Perspectiva Global Reportagens Humanas

Especialistas da ONU pedem fim imediato de detenções de afegãs

Meninas caminham pela estrada em um bairro hazara no Afeganistão
Unicef/Roger LeMoyne
Meninas caminham pela estrada em um bairro hazara no Afeganistão

Especialistas da ONU pedem fim imediato de detenções de afegãs

Mulheres

Operações do Talibã em locais públicos, incluindo centros comerciais, escolas e mercados resultaram na detenção arbitrária de diversas mulheres e meninas em janeiro; as acusações são de suposta violação do código de vestimenta instituído no país; relatores falam de “sistema institucionalizado de discriminação”.

Especialistas* da ONU expressaram nesta sexta-feira profunda preocupação com relatos de que dezenas de mulheres e meninas no Afeganistão foram detidas arbitrariamente e sujeitas a maus-tratos desde o início de janeiro por supostamente violarem o código de vestimenta do Talibã.

Os especialistas pediram o fim de “toda a privação arbitrária de liberdade” e a “libertação imediata de todas as mulheres e meninas que ainda possam estar detidas”.

Mulheres e meninas levadas à força em locais públicos

No comunicado, o grupo apelou às autoridades de facto para que cumpram as obrigações internacionais do Afeganistão em matéria de direitos humanos, especialmente ao abrigo da Convenção sobre a Eliminação de Todas as Formas de Discriminação contra as Mulheres.

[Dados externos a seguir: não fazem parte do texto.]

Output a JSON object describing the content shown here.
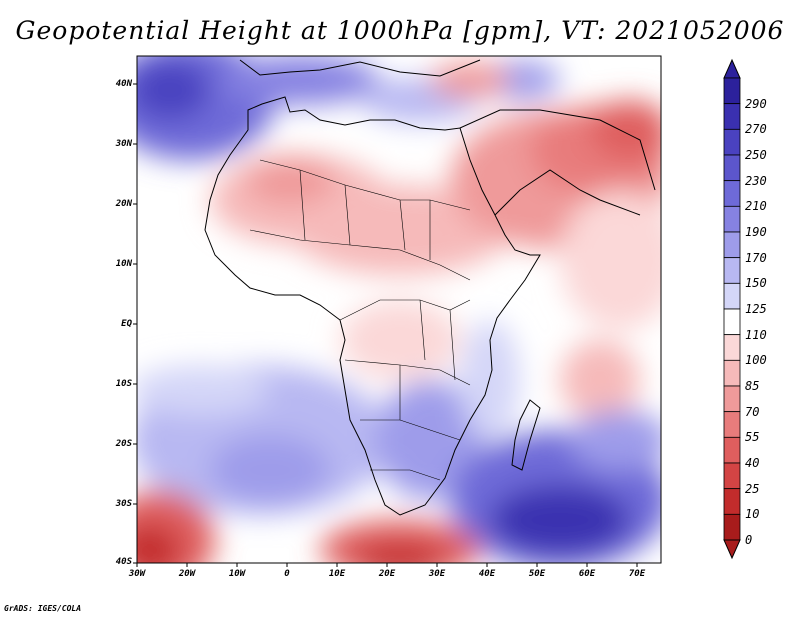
{
  "title": "Geopotential Height at 1000hPa [gpm], VT: 2021052006",
  "credit": "GrADS: IGES/COLA",
  "map": {
    "projection": "lat-lon",
    "variable": "Geopotential Height at 1000hPa",
    "units": "gpm",
    "valid_time": "2021052006",
    "lat_labels": [
      "40N",
      "30N",
      "20N",
      "10N",
      "EQ",
      "10S",
      "20S",
      "30S",
      "40S"
    ],
    "lon_labels": [
      "30W",
      "20W",
      "10W",
      "0",
      "10E",
      "20E",
      "30E",
      "40E",
      "50E",
      "60E",
      "70E"
    ],
    "lon_range": [
      -30,
      75
    ],
    "lat_range": [
      -40,
      45
    ],
    "features": {
      "high_pressure": [
        "South Atlantic (around 25S, 10W)",
        "Indian Ocean south of Madagascar (around 35S, 55E)",
        "North Atlantic near Azores (around 38N, 25W)"
      ],
      "low_pressure": [
        "Arabian Peninsula / Iran region",
        "Sahara / West Africa",
        "South-west off South Africa (around 38S, 28W)",
        "South of South Africa (around 40S, 20E)"
      ]
    }
  },
  "colorbar": {
    "levels": [
      "290",
      "270",
      "250",
      "230",
      "210",
      "190",
      "170",
      "150",
      "125",
      "110",
      "100",
      "85",
      "70",
      "55",
      "40",
      "25",
      "10",
      "0"
    ],
    "colors": [
      "#2c219c",
      "#3a30b0",
      "#4a42c0",
      "#5c56cc",
      "#6e6ad8",
      "#8682e2",
      "#9e9cea",
      "#b8b8f2",
      "#d4d6f8",
      "#ffffff",
      "#fbd8d8",
      "#f6baba",
      "#ef9a9a",
      "#e87c7c",
      "#df5e5e",
      "#d34444",
      "#c22c2c",
      "#a81c1c"
    ]
  }
}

As operações do Talibã começaram inicialmente no oeste de Cabul, mas rapidamente se espalharam para outras partes da cidade. As prisões e detenções foram feitas em locais públicos, incluindo centros comerciais, escolas e mercados de rua.

Mulheres e meninas foram levadas à força para veículos da polícia e acusadas de usar um “hijab ruim”. Elas foram mantidas incomunicáveis, com os talibãs alegando que elas usavam roupas coloridas e justas, contrariando as regras instituídas. 

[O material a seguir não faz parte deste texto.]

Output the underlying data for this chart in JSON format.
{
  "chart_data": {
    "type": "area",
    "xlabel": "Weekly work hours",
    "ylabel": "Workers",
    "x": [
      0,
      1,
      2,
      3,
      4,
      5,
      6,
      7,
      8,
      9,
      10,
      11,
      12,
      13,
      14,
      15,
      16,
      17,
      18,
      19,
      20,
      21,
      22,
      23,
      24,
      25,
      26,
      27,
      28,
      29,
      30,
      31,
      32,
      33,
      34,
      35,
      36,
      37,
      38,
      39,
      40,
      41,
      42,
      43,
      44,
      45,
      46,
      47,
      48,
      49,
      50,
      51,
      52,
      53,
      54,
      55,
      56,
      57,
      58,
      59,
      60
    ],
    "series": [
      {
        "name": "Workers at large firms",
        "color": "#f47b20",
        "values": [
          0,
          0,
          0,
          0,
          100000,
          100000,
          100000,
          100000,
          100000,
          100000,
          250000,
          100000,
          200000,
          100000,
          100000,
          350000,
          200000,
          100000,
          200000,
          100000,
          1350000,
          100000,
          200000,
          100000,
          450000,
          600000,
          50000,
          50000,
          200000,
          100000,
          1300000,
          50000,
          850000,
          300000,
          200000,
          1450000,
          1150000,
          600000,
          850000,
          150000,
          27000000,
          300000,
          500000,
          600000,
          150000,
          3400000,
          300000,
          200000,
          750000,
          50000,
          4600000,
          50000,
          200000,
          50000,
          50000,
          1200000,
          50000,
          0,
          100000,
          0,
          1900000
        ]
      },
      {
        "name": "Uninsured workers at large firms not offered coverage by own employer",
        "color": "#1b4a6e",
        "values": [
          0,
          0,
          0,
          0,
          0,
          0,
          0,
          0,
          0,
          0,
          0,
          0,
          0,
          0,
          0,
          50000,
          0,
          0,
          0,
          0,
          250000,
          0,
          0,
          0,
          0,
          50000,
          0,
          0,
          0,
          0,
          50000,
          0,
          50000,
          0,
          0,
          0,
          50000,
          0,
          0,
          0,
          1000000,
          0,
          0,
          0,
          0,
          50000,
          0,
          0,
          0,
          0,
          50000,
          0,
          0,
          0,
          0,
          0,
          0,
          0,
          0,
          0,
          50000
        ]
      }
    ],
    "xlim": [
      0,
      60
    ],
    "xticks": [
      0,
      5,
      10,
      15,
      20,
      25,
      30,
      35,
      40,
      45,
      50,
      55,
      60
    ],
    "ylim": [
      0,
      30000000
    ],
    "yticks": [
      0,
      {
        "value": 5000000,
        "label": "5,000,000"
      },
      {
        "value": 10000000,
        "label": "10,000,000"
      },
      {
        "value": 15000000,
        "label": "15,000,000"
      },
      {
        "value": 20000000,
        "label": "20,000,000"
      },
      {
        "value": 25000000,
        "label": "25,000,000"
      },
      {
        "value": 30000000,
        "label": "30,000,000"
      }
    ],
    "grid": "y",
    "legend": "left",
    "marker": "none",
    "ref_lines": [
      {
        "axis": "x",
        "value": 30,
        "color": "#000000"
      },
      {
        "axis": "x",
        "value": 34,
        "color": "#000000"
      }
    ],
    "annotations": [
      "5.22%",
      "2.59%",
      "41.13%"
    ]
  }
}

Em maio de 2022, o regime do país ordenou a todas as mulheres que observassem o “hijab adequado”, de preferência usando em público um chadari, uma roupa preta larga que cobre o corpo e o rosto. A ordem também responsabilizava os familiares do sexo masculino pela aplicação da proibição ou seriam punidos.

A ONU afirma que as mulheres e as meninas têm sido progressivamente excluídas da vida pública no Afeganistão
Ocha/Charlotte Cans
A ONU afirma que as mulheres e as meninas têm sido progressivamente excluídas da vida pública no Afeganistão

Redução da participação feminina na sociedade

Os relatores de direitos humanos da ONU afirmaram que “mulheres e meninas foram supostamente mantidas em espaços superlotados em delegacias de polícia, recebendo apenas uma refeição por dia, sendo algumas delas submetidas a violência física, ameaças e intimidação”. 

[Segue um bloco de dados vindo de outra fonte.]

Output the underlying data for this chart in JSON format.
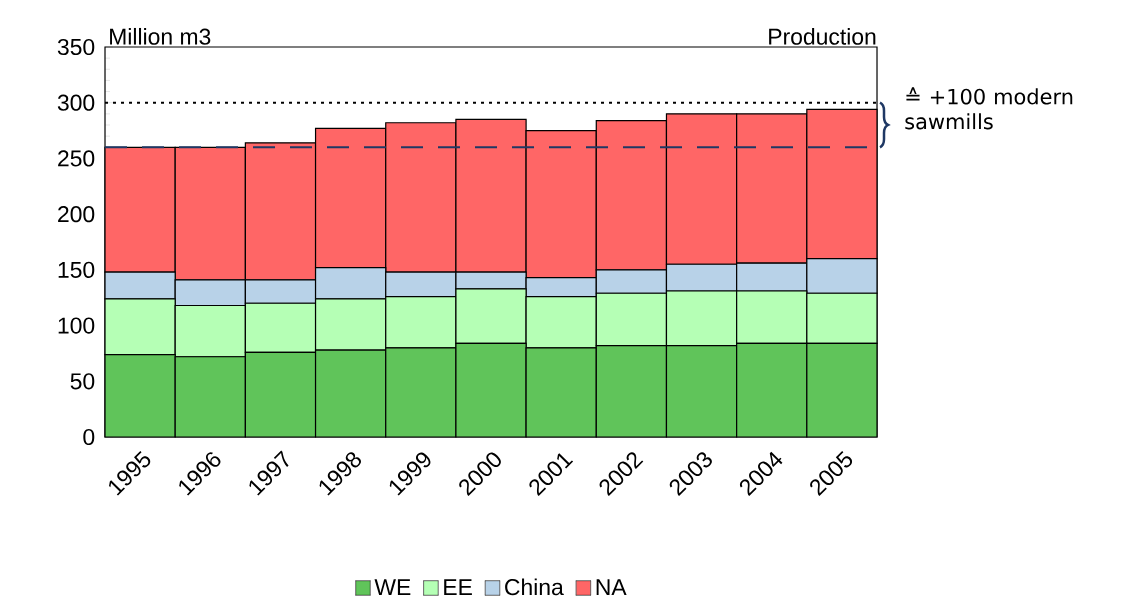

Além disso “não lhes foi proporcionada representação legal e acesso à justiça ou reparação”, adicionaram.

A libertação das detidas depende de membros masculinos da família e dos anciãos da comunidade darem garantias, muitas vezes por escrito, de que cumprirão o código de vestimenta prescrito.

Para os especialistas, o episódio “perpetua um sistema institucionalizado de discriminação e controle de mulheres e meninas e diminui ainda mais o seu lugar na sociedade”.

Restrições crescentes à educação

Devido à falta de transparência e de acesso à justiça, não se sabe quantas ainda estão detidas, talvez incomunicáveis.

De acordo com a ONU, a situação das mulheres e das meninas deteriorou-se imensamente desde que os talibãs tomaram o poder em agosto de 2021, com restrições crescentes à educação, emprego, expressão, associação, privacidade, movimento e participação na vida pública. 

A situação humanitária no Afeganistão é marcada por aumento do risco da fome. O Programa Mundial de Alimentos, PMA, planeja alcançar quase 630 mil pessoas em insegurança alimentar e tratar mais de 42 mil mães e crianças grávidas e lactantes desnutridas, com apoio recebido do Japão.

O país deu uma contribuição de US$ 13,5 milhões assistência alimentar e nutricional de emergência. 

O recurso permitirá que quase 36 mil crianças em idade escolar na escola primária recebam biscoitos fortificados como lanches escolares diários para ajudá-los a se manterem saudáveis e aprender melhor.

O diretor nacional do PMA no Afeganistão, Hsiao-Wei Lee, disse que "esta contribuição chega em um momento crítico para as muitas famílias em todo o país que estão menos preparadas do que nunca para enfrentar o rigoroso inverno afegão, quando a fome atinge mais fortemente".

* Os relatores de direitos humanos são independentes das Nações Unidas e não recebem salário pelo seu trabalho.